Alvarez, a former assistant coach at the University of Iowa from 1979-86 before serving as Wisconsin’s head coach for 16 years and director of athletics for 18, will assume his new role on Aug. 2, helping the conference navigate the changing landscape of college football.
“I trust Barry and we look forward to working with him on relevant football-related issues and building upon the strong relationships we have with the College Football Playoff, our broadcast and bowl partners, as well as our member institutions and student-athletes,” Warren said.
How the Big Ten will respond to Texas and Oklahoma possibly joining the SEC
The Houston Chronicle reported on Wednesday that both Texas and Oklahoma have reached out to executives about joining the Southeastern Conference, causing spiraling predictions and speculations on the impacts of conference realignment.

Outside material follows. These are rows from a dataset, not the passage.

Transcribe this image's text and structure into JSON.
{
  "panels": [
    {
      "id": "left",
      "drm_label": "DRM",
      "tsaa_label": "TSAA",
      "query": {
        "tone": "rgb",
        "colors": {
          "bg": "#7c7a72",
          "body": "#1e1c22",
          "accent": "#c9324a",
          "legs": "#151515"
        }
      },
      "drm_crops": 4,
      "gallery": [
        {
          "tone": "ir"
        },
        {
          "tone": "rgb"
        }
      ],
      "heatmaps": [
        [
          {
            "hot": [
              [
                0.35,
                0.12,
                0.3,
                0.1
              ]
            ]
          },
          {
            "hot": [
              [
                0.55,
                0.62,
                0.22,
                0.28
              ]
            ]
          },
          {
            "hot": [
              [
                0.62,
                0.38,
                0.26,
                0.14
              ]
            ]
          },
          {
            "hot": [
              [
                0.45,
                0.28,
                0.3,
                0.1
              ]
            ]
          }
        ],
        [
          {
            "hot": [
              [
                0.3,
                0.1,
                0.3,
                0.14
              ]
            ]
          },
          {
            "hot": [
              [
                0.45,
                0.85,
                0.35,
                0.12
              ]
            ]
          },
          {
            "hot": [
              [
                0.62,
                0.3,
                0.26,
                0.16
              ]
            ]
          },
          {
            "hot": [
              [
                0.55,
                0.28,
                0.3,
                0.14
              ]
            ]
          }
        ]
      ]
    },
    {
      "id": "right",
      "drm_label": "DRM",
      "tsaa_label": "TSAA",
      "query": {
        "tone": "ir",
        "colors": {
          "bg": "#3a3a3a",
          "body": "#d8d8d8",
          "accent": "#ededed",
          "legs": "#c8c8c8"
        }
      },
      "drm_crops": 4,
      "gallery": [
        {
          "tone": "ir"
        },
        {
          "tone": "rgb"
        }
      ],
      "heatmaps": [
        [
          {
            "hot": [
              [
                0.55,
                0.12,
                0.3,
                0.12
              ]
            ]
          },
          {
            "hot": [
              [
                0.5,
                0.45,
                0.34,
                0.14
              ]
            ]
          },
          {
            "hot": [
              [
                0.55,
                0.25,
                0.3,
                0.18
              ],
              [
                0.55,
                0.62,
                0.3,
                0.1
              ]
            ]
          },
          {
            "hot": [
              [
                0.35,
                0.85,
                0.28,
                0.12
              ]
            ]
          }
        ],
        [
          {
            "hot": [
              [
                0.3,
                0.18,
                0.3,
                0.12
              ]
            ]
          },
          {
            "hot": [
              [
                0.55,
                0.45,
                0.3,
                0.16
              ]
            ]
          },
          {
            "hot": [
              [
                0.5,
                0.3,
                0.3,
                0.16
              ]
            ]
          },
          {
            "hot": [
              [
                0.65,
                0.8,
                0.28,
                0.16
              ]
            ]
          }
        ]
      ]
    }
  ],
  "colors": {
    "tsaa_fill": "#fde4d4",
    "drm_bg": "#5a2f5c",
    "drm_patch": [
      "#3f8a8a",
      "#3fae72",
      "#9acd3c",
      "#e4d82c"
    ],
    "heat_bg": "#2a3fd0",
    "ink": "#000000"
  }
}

The Big Ten added Nebraska from the Big 12 in 2011, followed by Rutgers and Maryland in 2014. The Big 12 lost both Missouri and Texas A&M to the SEC in 2012. The departure of both Texas and Oklahoma would shrink what is already the smallest Power Five conference, which currently has 10 teams. Both the Big Ten and SEC have 14 teams while the ACC has 15 and Pac-12 has 12.
On Thursday, Warren had little to say on potential conference realignment and noted that Alvarez will play a role in consulting on any changes.
"These are the kind of issues that we all will be dealing with here for many years and in the future,” Warren said. “From where we sit, we're always constantly evaluating what is in the best interest of the conference."
‘No regrets’ on last year’s decision to cancel, restart football season
The Big Ten initially decided to cancel the 2020 football season in August, but drew criticism when it went back on that decision a month later with a plan to resume with a conference-only schedule in October.
"If I had the chance to do it all over last year, I would make the same decisions that we made,“ Warren said. ”Maybe the communication wasn't as clean and perfect at times, but all in all, last year was a year of gratitude and was a very very complicated time in our lives."
COVID-19 moving forward
There is currently no universal conference policy on COVID-19 procedures moving forward and Warren said not to expect one until mid-August. He plans to collect procedures individually from each school, emphasizing that approaching the virus will be a decentralized decision.
“We'll finalize our policies to make sure that we pressure test it as much as we possibly can and then we'll make sure that we release it to everyone in the media and in the public,” Warren said. “But we will have that done prior to our first game 37 days away from today.”